I remember in the eighties our local ABC station did a summer promotion thing where they broadcast a different 1950s 3D movie every weekend for a month. I feel like we bought the glasses at 7-11; maybe they came with a Slurpee or something like that.
However we got them, I remember watching local weather guy Johnnie Mountain host a movie called Gorilla At Large. He shot the host segments wearing a striped suit and straw hat at Magic Mountain (and my memory insists that it had not yet been bought by Six Flags, but the timeline just as stridently disproves that, so we’re going with the data-driven argument while we stare real hard at people who ignore the data-driven argument because they don’t like the way it feels.)
I’m realizing as I type this that I just described Lyle Langley, so maybe my memory on that specific point is also unreliable. But, you know, print the legend I guess.
Gorilla At Large is the only movie I remember. I feel like there was one other gorilla-focused film, but I can’t say for sure. What I do recall about Gorilla At Large is that it was a lot of a guy in a suit who found reasons to lunge toward the camera, the 3D was cool, but not as immersive as I hoped it would be, Johnnie Mountain’s host segments were SO CORNY, and that I loved every second of it. I watched it on the floor in the den, with my brother and sister, on a huge pile of blankets and pillows we built, with all the lights turned out so there were no reflections on the TV. Mom made us Jiffy-Pop (we did the kind of helping where you watch), and dad must have been at work because I don’t remember him being there.
I just remember staying up past our bedtimes, watching a bad movie that was still fun, feeling the way I imagined families were meant to feel.
Wow. I’d forgotten all of that, but now I can see it as clearly as if the blue blanket was wrapped around me right now. Jeremy is wearing one of his hats, and Amy is still really little, so she falls asleep before the second or third commercial.
This must be from a time I call Before. It’s the most precious time in my life, before my mom sold me and my sister to The Curse, before I knew how my dad felt about me, before he decided to be my bully. Before sadness, loneliness, confusion, and fear filled up all this space in my life that I am still cleaning up today.
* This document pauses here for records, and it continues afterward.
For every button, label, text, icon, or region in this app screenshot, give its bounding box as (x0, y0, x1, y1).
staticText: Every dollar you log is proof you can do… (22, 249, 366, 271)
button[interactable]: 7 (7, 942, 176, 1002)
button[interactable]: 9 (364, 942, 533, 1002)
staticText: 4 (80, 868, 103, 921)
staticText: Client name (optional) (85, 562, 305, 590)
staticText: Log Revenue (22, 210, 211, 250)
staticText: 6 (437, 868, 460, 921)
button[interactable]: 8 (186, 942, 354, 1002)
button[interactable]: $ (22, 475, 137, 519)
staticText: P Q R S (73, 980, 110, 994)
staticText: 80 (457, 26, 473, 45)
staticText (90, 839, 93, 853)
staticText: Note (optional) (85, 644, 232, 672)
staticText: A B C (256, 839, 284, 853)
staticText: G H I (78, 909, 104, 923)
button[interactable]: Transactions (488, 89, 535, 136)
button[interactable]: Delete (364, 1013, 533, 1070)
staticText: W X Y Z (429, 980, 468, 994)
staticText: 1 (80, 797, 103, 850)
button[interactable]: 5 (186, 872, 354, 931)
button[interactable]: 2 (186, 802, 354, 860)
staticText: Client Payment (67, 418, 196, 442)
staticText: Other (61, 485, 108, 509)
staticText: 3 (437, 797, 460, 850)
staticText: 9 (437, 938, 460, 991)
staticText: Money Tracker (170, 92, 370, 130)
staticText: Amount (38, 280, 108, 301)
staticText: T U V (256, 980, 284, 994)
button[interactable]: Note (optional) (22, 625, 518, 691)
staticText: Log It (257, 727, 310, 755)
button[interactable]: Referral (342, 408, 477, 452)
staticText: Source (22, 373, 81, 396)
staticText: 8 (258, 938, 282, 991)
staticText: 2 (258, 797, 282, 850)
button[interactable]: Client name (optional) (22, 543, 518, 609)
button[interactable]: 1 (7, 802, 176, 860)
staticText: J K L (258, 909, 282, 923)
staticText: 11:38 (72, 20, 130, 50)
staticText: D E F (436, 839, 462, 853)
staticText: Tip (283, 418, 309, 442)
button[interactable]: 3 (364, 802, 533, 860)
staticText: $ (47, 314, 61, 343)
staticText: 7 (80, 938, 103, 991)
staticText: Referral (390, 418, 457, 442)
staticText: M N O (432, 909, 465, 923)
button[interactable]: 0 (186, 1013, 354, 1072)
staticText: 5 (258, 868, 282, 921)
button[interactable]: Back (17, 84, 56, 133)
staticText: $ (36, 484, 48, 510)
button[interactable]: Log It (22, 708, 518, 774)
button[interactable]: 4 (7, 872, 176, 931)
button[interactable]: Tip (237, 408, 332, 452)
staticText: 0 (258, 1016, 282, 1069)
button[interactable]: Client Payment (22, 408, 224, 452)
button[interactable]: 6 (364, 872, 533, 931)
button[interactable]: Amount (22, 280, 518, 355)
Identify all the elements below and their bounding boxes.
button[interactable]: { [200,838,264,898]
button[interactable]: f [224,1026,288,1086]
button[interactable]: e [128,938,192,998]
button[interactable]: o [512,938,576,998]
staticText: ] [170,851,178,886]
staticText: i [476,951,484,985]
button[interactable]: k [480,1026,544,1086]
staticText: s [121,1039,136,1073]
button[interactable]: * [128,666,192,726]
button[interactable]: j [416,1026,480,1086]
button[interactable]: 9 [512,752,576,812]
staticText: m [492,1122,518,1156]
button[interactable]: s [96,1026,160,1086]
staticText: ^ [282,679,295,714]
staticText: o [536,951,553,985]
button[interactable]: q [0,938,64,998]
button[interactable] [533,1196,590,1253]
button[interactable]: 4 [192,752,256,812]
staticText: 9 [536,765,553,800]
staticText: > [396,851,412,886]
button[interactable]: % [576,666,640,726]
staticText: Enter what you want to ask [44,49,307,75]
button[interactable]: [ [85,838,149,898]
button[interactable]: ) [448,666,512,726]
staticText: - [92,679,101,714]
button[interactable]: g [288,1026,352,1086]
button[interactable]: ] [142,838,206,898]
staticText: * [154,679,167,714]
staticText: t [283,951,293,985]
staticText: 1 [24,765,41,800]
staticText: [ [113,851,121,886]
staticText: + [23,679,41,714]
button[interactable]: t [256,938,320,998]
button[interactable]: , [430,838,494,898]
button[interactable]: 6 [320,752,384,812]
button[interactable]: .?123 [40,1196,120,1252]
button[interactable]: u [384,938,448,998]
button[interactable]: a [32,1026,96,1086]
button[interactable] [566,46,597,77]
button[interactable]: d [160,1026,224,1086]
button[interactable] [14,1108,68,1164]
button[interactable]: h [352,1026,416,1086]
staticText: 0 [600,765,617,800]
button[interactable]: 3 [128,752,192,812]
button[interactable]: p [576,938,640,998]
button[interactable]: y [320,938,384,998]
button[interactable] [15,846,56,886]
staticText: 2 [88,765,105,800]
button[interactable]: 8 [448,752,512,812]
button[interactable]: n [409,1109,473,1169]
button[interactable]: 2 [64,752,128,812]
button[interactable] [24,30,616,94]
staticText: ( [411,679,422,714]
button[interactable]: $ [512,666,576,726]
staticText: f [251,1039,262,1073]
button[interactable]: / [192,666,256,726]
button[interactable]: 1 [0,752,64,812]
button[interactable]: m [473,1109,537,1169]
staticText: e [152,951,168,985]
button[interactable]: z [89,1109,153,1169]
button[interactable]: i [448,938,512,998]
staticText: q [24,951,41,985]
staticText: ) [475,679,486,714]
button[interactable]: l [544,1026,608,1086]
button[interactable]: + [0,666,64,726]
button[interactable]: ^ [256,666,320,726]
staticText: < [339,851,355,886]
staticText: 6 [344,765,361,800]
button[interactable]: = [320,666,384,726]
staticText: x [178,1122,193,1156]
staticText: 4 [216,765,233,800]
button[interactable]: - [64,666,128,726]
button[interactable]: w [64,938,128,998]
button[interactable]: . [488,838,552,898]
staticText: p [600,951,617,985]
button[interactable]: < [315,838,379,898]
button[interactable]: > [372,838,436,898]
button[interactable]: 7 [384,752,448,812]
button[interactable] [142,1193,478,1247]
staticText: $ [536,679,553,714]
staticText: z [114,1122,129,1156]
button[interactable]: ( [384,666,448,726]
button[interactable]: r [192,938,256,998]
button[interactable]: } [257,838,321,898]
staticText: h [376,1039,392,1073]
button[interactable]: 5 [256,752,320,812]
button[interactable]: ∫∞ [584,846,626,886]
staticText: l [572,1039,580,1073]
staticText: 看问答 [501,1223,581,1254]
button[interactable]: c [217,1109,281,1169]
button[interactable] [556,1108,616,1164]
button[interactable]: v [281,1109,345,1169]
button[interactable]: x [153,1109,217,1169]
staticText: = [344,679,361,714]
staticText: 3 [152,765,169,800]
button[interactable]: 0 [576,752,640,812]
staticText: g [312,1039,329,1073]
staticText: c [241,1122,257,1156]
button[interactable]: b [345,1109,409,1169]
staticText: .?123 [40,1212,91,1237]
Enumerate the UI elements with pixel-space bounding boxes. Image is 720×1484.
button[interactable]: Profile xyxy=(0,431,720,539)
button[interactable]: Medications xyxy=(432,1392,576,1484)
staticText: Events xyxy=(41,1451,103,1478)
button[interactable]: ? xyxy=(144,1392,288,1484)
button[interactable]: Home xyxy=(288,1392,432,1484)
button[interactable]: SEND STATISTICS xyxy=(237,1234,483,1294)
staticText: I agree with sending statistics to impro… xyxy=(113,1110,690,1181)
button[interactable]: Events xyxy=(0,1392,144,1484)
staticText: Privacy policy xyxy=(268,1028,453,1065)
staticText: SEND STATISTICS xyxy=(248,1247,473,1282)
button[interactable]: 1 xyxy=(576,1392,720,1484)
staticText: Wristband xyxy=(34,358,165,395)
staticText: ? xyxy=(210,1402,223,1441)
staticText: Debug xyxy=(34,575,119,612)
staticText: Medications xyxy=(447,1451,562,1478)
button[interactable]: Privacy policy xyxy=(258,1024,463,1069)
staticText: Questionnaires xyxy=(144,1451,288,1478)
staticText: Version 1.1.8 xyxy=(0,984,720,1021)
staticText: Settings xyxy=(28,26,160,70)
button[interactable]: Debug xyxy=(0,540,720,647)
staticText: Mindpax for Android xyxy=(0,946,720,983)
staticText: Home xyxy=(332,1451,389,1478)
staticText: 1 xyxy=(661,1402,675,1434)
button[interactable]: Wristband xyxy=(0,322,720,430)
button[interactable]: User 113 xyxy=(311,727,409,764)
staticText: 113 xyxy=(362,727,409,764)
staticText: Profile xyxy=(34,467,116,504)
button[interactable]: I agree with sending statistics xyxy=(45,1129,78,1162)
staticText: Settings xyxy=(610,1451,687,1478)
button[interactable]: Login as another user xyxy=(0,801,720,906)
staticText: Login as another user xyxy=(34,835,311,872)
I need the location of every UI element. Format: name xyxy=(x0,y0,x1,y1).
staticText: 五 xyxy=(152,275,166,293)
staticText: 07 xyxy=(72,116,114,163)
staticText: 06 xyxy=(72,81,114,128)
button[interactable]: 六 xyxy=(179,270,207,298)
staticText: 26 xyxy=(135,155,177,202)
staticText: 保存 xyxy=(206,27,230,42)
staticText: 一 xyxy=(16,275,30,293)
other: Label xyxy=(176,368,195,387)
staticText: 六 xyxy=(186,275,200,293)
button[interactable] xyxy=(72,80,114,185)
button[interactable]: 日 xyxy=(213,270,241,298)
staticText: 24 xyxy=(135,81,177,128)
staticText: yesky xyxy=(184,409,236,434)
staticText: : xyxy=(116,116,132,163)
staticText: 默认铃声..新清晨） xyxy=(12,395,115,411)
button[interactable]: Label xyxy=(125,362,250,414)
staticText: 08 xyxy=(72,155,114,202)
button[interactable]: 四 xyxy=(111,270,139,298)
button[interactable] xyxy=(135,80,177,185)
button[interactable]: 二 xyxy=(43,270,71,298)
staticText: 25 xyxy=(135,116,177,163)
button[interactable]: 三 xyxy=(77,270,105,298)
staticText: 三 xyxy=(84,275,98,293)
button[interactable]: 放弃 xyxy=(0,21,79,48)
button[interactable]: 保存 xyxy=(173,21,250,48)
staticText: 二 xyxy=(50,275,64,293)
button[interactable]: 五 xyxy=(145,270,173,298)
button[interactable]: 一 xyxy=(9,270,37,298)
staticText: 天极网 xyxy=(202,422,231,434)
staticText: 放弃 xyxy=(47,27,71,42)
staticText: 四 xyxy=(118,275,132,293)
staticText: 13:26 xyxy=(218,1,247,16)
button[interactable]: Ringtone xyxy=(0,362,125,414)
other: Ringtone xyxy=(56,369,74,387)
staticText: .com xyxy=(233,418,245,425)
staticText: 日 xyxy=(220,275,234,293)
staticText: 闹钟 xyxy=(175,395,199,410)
I don’t have a lot of clear and happy memories from my childhood, and when I saw this picture on Tumblr earlier, and thought it would be fun to write about watching a 3D movie on TV, I had no idea it would unlock this particular one, literally seconds ago.
But it’s like I’m looking at one of the pictures I don’t have because my mother still refuses to let me have any of my childhood. I can see it all so clearly, how much fun it was, how I felt like the big brother I always wanted to be, even if it was just for that one evening in the eighties.
I’m grateful for that. It’s nice to experience one of these memories, instead of the usual, for a change.